По Божьему ли, а может, по дьявольскому наущению, он коротко поклонился волчонку, осенившему себя священным знаком, и покинул пещеру, унося с собой тушки одиннадцати братьев и сестер пощаженного звереныша.
Вот так он уцелел, избранный, единственный из двух выводков. Теперь у него были две матери, которые вернулись в логово, едва ушли охотники: две изнемогающие от родительских чувств волчицы. Все свои силы они отдали последнему оставшемуся щенку, который стал их общим сыном. Отныне он получал такой уход и прокорм, такое обучение всем волчьим премудростям, которое прежде, наверно, не доставалось вообще никому из волчат. И вырос таким, какими волки доселе не бывали.
По мнению лесников, егерей, охотников и браконьеров, именно он через три года стал тем, кого называли La Bête — Зверь и Loup Garou — Оборотень, заговоренный от оружия демон со множеством жизней, страшный волк Севенн. Те, кто считал этого зверя оборотнем, верили: он пришел как мститель от имени обеих своих матерей, родной и приемной, он теперь способен перенести одиннадцать смертей — и за жизнь каждого из убитых волчат взыщет по десять человеческих.
* * *
Это случилось весной 1763 года. Старый овцевод Куэльяк и его сын, тот самый браконьер, пасли овец по ту сторону Ардешского ущелья, где тучные пастбища сплошным зеленым ковром простираются до самого берега Роны. Их овцы были куплены за «цену крови»: золото, выплаченное за скальпы убитых волчат.
Среди своих односельчан Куэльяк считался богачом. И в самом деле: приз за каждого волчонка — десять ливров, всего, стало быть, сто десять. На эти деньги можно приобрести пятьдесят пять овец, но столько их было три года назад, а сейчас поголовье умножилось до ста — не считая тех барашков, чье мясо все эти годы питало хозяйскую семью.
Куэльяк-старший лежал на склоне рядом с Фиделем, своей верной овчаркой. Оба поглядывали на стадо, причем человек с удовольствием отмечал округлившиеся животики многих овцематок, сулившие скорый приплод.
Старик меланхолично жевал длинный стебель каламуса, он же «водяная чума» (в этих краях простой люд не баловался трубочным зельем). Снял с ноги деревянный башмак-сабо, вытряхнул камушек. Еще раз окинул взглядом окрестности.
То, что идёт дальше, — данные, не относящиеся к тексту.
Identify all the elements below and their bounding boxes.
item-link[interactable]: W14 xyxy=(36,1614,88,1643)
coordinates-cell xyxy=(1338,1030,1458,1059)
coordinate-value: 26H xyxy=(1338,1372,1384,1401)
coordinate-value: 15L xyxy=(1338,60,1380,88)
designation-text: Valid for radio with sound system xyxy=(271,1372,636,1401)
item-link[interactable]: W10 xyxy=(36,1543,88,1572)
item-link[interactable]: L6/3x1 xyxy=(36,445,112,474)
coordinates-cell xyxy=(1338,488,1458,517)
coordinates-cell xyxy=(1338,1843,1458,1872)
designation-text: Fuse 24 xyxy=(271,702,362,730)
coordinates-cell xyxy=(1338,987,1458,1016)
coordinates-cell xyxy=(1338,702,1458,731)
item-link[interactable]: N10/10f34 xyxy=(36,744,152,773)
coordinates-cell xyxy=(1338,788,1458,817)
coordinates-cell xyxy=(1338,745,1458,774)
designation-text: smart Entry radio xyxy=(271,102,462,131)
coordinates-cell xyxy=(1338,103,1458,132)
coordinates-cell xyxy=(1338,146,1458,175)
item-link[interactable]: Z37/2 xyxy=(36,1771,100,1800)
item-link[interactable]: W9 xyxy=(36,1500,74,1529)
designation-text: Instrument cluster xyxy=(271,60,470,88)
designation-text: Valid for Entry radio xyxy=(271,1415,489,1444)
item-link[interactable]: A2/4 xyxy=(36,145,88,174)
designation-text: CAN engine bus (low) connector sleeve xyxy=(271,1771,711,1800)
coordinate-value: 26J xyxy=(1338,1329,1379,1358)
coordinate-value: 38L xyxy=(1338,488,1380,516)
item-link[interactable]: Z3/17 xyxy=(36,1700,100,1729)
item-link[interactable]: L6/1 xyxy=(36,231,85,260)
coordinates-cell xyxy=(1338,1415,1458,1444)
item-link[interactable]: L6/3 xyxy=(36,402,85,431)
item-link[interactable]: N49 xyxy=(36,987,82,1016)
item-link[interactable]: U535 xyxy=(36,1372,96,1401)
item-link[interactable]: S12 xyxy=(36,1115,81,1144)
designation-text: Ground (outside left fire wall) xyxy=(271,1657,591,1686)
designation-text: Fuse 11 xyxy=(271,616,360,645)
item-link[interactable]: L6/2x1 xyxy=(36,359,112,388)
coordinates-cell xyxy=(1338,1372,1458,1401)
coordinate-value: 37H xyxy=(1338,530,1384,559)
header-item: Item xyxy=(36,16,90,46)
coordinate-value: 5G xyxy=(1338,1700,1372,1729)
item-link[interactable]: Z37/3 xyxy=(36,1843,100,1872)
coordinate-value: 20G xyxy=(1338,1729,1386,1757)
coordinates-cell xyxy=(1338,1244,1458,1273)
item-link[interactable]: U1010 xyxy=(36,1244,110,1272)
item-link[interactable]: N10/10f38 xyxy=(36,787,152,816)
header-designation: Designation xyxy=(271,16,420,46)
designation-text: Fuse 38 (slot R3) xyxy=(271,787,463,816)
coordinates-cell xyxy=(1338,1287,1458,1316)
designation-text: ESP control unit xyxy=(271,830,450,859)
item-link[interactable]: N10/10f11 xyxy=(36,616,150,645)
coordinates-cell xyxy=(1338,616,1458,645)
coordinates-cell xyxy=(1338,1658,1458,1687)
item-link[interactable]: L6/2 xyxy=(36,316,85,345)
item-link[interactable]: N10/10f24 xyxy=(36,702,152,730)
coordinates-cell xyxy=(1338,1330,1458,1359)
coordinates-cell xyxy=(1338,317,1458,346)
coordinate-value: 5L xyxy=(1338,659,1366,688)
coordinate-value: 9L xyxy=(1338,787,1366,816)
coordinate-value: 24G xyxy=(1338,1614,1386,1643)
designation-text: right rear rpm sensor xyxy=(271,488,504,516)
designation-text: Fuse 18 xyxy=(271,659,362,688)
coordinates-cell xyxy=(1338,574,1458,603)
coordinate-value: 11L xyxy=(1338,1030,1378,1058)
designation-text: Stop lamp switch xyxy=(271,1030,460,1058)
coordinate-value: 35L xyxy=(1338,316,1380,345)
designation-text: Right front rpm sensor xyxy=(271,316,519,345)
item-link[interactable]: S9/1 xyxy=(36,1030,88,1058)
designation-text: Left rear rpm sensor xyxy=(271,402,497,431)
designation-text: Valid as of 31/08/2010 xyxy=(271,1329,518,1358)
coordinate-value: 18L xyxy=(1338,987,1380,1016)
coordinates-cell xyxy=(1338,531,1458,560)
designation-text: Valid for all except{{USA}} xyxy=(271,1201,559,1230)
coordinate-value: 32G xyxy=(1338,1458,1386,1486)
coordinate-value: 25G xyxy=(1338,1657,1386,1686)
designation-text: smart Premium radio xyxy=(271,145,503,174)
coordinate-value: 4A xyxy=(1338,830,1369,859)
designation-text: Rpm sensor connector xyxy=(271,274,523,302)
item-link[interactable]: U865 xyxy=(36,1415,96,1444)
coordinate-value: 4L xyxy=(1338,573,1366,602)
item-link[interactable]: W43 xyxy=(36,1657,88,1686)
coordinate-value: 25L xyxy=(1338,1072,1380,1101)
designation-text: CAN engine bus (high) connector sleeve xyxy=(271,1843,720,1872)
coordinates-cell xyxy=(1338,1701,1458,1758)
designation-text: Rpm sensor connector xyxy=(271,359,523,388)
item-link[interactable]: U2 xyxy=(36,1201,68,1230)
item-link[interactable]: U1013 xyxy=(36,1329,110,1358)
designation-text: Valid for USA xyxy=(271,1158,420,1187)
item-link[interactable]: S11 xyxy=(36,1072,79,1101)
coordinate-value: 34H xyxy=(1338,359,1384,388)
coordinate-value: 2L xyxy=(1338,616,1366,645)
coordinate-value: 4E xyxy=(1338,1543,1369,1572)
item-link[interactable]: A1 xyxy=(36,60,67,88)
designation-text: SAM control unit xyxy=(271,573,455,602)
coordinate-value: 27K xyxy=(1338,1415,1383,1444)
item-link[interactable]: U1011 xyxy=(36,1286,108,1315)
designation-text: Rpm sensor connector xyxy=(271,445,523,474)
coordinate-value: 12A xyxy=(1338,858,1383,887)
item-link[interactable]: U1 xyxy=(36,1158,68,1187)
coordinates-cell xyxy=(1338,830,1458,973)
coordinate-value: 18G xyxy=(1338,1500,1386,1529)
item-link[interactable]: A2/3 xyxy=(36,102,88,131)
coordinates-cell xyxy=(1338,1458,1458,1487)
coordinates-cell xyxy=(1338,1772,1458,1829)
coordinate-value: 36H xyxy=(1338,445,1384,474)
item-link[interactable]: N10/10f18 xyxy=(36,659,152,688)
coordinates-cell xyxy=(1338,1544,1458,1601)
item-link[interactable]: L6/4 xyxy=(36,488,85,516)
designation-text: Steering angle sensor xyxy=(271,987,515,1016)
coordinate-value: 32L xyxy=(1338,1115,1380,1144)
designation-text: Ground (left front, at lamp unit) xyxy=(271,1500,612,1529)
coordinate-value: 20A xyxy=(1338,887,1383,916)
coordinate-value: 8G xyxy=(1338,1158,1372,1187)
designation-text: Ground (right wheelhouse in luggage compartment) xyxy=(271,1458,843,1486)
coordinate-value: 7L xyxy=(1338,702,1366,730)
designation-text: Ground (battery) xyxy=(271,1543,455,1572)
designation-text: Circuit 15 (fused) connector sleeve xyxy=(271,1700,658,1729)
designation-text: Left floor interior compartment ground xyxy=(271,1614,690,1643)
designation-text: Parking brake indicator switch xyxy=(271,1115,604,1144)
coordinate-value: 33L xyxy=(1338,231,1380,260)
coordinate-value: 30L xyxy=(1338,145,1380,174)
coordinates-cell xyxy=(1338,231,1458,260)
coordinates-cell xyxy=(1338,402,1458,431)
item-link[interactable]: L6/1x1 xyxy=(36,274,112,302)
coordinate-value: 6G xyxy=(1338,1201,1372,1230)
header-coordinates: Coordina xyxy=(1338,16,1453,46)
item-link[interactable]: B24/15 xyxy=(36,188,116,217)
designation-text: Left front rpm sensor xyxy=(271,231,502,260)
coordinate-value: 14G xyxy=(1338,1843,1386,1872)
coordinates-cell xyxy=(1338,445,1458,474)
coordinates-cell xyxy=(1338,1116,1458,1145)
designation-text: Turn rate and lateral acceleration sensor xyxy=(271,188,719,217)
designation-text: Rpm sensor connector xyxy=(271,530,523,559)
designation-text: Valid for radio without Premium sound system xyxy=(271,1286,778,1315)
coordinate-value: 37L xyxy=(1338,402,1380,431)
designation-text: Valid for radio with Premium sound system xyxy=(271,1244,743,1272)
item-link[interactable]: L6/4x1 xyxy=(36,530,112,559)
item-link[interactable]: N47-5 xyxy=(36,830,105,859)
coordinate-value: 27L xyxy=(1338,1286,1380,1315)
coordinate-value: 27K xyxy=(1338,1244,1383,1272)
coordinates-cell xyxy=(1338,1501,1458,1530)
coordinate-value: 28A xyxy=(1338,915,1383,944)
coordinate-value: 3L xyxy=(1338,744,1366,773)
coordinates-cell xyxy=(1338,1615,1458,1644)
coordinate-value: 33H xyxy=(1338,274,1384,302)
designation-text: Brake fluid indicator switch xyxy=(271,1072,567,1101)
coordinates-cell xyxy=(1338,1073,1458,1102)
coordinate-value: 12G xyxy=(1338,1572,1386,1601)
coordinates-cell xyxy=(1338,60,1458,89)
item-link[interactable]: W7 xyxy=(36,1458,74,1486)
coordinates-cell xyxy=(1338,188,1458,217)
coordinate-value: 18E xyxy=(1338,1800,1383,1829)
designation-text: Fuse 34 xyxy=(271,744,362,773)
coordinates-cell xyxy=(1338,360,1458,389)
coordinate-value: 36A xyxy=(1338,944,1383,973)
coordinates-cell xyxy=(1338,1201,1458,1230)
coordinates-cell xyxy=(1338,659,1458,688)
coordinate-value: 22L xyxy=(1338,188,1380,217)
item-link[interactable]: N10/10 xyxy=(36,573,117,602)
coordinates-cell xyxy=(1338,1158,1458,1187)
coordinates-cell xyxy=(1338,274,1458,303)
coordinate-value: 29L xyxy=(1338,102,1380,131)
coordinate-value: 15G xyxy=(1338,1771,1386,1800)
Ничто не предвещало тревоги. Но Фидель вдруг вздыбил черную шерсть на загривке и с рычанием вскочил; почти одновременно до слуха человека донеслось отчаянное блеяние внезапно заметавшихся овец.
Прямо посреди стада стремительно скользили две тени, казавшиеся черными меж белоснежных овечьих боков. Это были волки: один огромный, другой поменьше.
Волку не требуется много времени, чтобы справиться с овцой, но эти звери действовали со свирепой целеустремленностью — и приканчивали беспомощных животных одно за другим, словно намереваясь уничтожить все стадо; на каждую овцу у них уходило не больше времени, чем у забойщика с дубинкой на кролика.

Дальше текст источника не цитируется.